Orban’s Curbs on Lawmakers Provoke All-Night Parliament Debate

(Bloomberg) -- Hungarian lawmakers pulled an all-nighter in parliament debating proposals to control behavior in the assembly more tightly, which Prime Minister Viktor Orban’s opponents characterized as a further step undermining democracy.

Politicians deemed to violate decorum in parliament may be fined up to a year’s salary and may be expelled for as many as 60 days, according to a bill filed by Orban’s ruling party. Debate started at 11 p.m. on Wednesday and showed no signs of ending 14 hours later.

“You all want to have a parliament without opposition,” Laszlo Varju, an opposition lawmaker, said on Thursday morning. “You are killing Hungary’s democracy.”
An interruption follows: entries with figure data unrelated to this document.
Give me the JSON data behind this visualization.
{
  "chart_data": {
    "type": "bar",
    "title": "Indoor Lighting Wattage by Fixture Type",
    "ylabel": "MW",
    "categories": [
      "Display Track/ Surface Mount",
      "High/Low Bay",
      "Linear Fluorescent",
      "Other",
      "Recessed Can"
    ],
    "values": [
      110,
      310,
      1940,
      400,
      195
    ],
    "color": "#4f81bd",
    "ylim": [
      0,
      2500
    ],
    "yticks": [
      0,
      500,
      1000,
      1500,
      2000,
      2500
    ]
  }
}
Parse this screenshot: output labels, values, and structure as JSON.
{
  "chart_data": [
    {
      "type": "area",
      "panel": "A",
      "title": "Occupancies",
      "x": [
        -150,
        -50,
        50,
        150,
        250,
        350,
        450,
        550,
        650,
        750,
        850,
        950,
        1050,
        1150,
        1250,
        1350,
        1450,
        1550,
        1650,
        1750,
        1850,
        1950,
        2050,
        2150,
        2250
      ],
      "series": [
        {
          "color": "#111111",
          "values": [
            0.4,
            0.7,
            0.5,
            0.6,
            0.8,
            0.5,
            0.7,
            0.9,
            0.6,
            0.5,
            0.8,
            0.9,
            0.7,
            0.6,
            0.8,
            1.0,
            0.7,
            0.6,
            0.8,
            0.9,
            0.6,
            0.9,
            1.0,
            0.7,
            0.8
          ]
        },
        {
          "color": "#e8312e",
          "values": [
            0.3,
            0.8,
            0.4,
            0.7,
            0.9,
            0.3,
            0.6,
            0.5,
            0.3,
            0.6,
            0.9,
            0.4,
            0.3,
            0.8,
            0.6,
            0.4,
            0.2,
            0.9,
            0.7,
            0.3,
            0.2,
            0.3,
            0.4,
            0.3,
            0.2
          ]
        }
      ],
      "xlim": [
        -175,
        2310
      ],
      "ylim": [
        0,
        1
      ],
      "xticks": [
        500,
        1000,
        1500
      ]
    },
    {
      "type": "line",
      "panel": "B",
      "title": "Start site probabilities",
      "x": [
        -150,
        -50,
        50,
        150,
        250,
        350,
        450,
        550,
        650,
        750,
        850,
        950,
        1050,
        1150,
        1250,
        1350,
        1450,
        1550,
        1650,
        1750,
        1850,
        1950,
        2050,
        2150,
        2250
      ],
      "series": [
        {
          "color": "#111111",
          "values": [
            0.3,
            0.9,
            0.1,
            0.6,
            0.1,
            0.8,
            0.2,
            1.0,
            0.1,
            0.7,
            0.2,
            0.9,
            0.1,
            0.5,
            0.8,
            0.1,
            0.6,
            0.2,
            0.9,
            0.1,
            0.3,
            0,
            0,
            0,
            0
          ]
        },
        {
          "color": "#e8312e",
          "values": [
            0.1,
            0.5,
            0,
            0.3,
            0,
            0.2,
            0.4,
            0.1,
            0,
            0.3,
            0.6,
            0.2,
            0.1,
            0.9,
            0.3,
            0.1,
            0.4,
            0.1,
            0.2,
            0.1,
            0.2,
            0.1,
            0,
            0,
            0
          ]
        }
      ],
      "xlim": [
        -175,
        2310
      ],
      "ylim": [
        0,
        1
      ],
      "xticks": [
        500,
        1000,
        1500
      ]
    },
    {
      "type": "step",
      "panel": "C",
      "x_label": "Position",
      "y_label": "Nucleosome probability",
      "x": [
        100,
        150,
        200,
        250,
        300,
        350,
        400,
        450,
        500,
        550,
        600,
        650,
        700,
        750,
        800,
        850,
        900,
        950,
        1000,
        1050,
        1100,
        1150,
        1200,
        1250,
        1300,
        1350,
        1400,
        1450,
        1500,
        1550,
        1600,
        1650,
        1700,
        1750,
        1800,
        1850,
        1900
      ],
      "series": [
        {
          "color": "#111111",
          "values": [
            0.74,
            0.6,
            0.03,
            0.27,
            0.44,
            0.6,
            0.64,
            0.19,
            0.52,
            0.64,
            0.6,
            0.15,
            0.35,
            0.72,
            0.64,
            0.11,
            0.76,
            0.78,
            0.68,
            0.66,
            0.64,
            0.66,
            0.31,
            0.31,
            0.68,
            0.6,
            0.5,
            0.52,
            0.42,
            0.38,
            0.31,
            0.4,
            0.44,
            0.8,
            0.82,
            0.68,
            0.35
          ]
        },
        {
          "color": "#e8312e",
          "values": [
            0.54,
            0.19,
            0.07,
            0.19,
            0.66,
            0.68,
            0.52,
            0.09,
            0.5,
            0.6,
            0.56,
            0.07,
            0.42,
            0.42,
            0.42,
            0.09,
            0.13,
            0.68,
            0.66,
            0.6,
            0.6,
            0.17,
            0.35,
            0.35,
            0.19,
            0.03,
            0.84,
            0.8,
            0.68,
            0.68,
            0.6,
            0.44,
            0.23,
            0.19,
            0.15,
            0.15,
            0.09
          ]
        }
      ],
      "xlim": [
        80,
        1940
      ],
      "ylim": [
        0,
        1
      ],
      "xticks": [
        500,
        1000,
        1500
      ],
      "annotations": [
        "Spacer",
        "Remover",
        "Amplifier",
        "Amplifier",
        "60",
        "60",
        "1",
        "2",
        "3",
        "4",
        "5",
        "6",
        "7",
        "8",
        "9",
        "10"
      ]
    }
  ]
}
Orban returned to power in 2010 with a supermajority, which he’s used to railroad the opposition, including by rewriting the constitution to create what he calls an “illiberal democracy” with few checks on executive power. The European Union is conducting a probe on suspected rule-of-law violations in the country, while the European Parliament’s biggest political group is weighing expelling Orban’s Fidesz party for similar reasons.

Commotion in Parliament

With government-allied media outlets increasingly drowning out critical voices, the opposition is resorting to novel ways of confronting the premier. A lawmaker last month put a billboard reading “He’s got to lie because he’s stolen too much” below the lectern where Orban spoke. Another blew on a whistle in front of Orban in December.

The bill is expected to be easily approved after Orban kept his parliamentary dominance in three straight elections. The government says the changes aren’t meant to curtail rights and merely respond to indecent language and behavior among its opponents.

“The rights of the opposition aren’t changing fundamentally” Judit Bertalan Czunyine, a ruling-party lawmaker, said during the debate. “The question is what’s it going to cost you to cause this commotion in parliament.”

Besides the opposition, the press has also been a target of legislation. Recently passed rules restrict the movement of journalists to prevent them from pursuing lawmakers with their questions in the halls of the neo-Gothic parliament building.